Editor’s Note: In the Jewish calendar, the days between Rosh Hashanah and Yom Kippur are a surreal and reflective time of reckoning. During these days we are introspective, coming to terms with our true selves before turning outward and asking forgiveness from those who we have wronged. It is in these Days of Awe that I come back to a collection I have been meaning to review for quite some time. It is in this magical time of brutal honesty that I dive deeply into a carefully-wrought world that is far beyond my comfort zone, with eyes and heart wide open to its savage and beautiful truths.

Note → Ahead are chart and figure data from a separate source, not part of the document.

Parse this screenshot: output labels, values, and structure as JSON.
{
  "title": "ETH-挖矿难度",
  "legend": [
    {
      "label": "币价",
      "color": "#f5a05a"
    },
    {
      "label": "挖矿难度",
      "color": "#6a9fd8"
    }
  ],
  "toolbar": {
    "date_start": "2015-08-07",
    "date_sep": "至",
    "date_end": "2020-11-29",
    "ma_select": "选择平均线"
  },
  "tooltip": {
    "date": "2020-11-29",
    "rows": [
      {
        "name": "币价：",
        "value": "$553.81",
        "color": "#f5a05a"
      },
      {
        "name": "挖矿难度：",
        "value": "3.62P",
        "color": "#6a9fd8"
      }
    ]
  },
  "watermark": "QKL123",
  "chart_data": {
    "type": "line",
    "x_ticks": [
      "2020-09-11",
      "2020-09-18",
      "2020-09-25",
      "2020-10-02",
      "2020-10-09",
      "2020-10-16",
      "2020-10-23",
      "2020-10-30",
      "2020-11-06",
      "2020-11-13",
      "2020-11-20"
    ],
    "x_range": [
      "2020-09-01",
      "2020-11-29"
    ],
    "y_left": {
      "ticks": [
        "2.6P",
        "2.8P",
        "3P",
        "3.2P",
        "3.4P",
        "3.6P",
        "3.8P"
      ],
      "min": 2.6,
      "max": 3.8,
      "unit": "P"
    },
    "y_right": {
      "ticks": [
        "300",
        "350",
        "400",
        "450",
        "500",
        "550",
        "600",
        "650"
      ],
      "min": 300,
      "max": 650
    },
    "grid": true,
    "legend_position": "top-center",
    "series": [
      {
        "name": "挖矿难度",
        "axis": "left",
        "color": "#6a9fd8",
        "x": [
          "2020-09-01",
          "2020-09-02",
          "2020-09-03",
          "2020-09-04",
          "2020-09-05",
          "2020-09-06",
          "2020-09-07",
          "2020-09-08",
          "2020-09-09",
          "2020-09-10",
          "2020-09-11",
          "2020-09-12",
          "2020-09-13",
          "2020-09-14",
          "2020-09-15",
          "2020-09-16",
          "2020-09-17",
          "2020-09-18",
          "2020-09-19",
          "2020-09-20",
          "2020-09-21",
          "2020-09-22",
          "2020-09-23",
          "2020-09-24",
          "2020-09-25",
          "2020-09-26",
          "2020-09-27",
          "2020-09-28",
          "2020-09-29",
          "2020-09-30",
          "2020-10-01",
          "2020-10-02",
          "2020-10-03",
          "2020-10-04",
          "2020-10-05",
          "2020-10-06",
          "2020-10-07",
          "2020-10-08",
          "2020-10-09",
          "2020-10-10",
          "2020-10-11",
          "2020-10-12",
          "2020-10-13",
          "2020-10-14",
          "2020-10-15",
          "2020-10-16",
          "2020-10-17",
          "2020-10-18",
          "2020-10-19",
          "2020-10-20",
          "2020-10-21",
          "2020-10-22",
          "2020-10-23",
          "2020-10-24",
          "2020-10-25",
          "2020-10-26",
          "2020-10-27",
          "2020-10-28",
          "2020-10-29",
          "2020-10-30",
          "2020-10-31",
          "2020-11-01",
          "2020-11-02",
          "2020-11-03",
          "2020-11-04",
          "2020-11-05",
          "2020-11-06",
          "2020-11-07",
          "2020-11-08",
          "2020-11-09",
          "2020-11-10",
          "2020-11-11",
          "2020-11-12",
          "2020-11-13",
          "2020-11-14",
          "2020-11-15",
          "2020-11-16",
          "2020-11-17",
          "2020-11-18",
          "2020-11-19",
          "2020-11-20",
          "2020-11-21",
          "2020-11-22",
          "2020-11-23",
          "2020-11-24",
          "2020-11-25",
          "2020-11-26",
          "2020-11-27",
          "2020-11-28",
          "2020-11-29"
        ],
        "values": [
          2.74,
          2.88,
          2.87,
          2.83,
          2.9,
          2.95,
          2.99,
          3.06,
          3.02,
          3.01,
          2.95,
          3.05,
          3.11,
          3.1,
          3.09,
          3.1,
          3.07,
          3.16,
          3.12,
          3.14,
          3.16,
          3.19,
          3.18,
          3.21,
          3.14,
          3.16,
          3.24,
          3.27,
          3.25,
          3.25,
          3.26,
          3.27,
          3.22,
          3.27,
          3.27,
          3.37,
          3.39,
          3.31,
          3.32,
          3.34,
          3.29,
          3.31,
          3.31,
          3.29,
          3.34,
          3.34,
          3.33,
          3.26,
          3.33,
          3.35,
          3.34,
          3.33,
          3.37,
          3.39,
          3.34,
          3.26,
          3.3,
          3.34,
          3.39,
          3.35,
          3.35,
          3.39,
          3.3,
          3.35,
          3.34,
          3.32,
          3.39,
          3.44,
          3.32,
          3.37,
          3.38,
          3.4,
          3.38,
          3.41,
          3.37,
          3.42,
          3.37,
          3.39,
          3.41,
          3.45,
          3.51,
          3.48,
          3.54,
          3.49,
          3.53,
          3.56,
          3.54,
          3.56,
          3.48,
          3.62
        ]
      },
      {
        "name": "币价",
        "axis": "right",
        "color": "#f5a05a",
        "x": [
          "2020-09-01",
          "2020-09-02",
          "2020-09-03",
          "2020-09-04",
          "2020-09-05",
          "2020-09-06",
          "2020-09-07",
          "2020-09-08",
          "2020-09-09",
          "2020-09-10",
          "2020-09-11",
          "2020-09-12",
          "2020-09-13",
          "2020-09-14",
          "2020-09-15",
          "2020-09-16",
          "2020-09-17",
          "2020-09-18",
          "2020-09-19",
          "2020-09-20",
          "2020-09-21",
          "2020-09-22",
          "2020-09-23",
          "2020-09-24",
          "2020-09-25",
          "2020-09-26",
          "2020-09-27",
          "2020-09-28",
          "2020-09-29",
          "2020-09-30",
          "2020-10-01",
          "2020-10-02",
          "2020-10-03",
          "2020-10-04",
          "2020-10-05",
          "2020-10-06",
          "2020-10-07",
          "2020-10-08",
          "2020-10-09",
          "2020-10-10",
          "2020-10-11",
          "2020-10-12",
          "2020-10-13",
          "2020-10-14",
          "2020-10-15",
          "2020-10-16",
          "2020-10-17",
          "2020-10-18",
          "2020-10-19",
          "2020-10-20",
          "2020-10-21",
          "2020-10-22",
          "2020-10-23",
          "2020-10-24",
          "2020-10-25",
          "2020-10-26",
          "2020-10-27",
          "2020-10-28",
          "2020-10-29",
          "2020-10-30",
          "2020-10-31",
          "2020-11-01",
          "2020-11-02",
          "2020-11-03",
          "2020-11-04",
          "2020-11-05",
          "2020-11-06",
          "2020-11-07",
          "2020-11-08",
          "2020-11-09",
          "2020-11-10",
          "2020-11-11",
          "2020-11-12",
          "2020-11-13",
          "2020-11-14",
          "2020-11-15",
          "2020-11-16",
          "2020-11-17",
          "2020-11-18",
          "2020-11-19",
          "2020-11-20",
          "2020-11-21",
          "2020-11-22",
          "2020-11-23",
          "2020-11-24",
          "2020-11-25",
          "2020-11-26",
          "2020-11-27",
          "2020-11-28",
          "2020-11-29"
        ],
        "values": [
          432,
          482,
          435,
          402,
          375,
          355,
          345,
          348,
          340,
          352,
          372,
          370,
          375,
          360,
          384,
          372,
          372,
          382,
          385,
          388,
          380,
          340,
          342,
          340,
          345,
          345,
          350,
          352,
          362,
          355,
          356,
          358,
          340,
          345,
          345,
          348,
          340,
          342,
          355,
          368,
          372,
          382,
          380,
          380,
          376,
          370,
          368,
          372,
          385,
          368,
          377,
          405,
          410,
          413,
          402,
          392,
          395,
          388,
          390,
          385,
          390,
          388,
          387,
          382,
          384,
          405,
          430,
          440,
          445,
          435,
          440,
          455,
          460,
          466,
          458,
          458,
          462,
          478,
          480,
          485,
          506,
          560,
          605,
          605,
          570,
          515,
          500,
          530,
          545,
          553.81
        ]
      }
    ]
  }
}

They Were Bears is one of the most thoughtful–if not the most thought-provoking–poetry collections to be released in recent memory. Rife with hunger and blood and animal instinct, this work pulsates at the intersection of nature and violence, family, sex, and love. They Were Bears drags us mercilessly back to our animal nature, honoring vulnerability and calling out sexual violence. This book pulls no punches, spares us little. What is reflected in its waters is our truest selves, as beautiful and terrifying as they are wont to be.
The tender, ravenous, brutal honesty of the book’s thematic spectrum is brought to life by the true craftsmanship of the poet. This is an absolutely stunning collection on every level–its words and images thrash and breathe, fly and tether. The poems are lush in their soundscape, and on the page they mark their territory distinctly. And the moments. The breathtaking moments. How true their revelation, declarations, and admissions: “because you were born to hunt, and I was / born of hunting: a witness of great fires;” “I try to explain that love is a violence, / even when it’s beautiful. / When you enter someone, / you must also leave them.”
Mazal tov to Sarah Marcus on this incredible work, and may we all start anew together in these Days of Awe.